Mallory's analysis of the watchTowr PoC turns that into a concrete hunt. Exploitation is a single unauthenticated POST to /mics/api/v2/sentry/mics-config/handleMessage with a message form field carrying a commandexec XML block that runs an arbitrary command as root. A server that executed it returns the markers Message handled successfully and <result><success>.
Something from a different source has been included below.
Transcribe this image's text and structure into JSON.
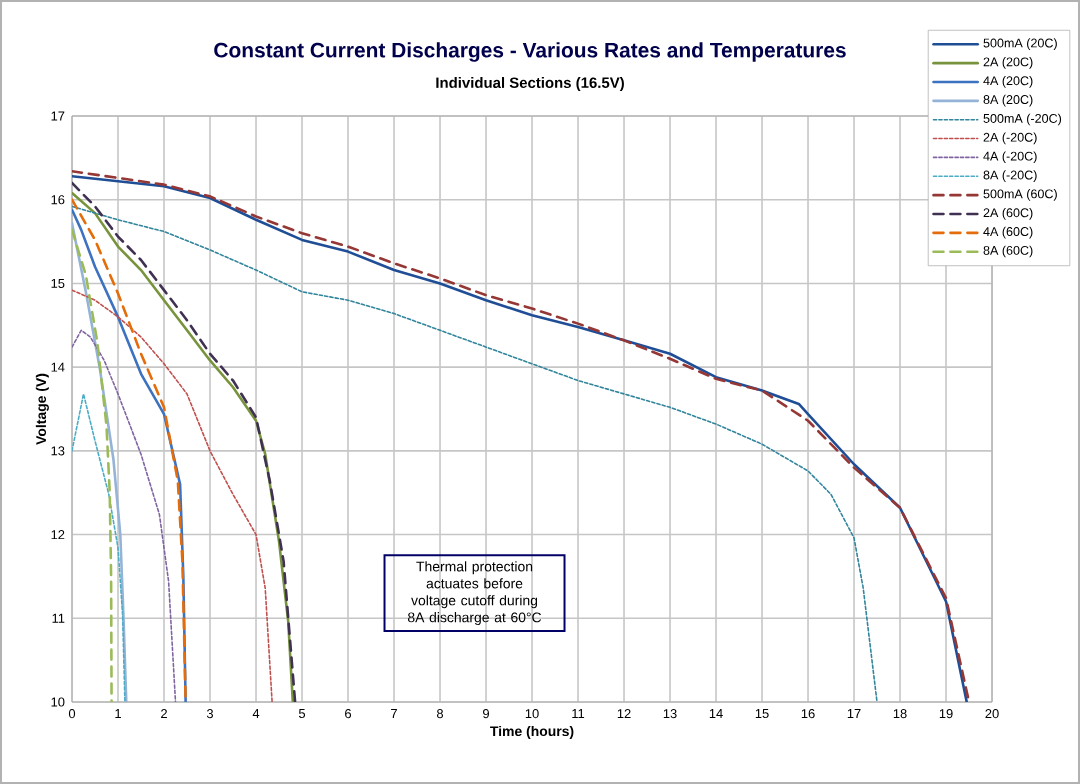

That points the hunt at specific logs. Search the appliance web server access log for POSTs to that endpoint with commandexec or reqandres in the body. Then correlate against the Linux audit log (/var/log/audit/, /var/log/messages) for the Java process spawning a shell: /bin/sh, id, whoami, curl, or wget. Unexplained admin accounts point at the paired CVE-2026-10523. Shadowserver honeypots were recording these attempts on June 10, a day before the KEV addition, and reported some instances already backdoored.

None of that came from the vendor. Ivanti's advisory shipped the patch and, asked how to tell if you had been compromised, stated there were no indicators of compromise to provide. The log paths, the request strings, the process-spawn correlation: all of it was assembled by researchers and responders in the days after disclosure.

The 72-hour triage clock does not include time to assemble that. Teams that can't do it fast start their compromise assessment with the CVE description.

This won't stay federal

BOD 26-04 binds federal civilian agencies. But KEV timelines became the de facto SLA for many private-sector programs, and auditors, insurers, and boards tend to adopt CISA's expectations. If your program treats the KEV as an input today, expect "can we determine whether we were already compromised" to follow.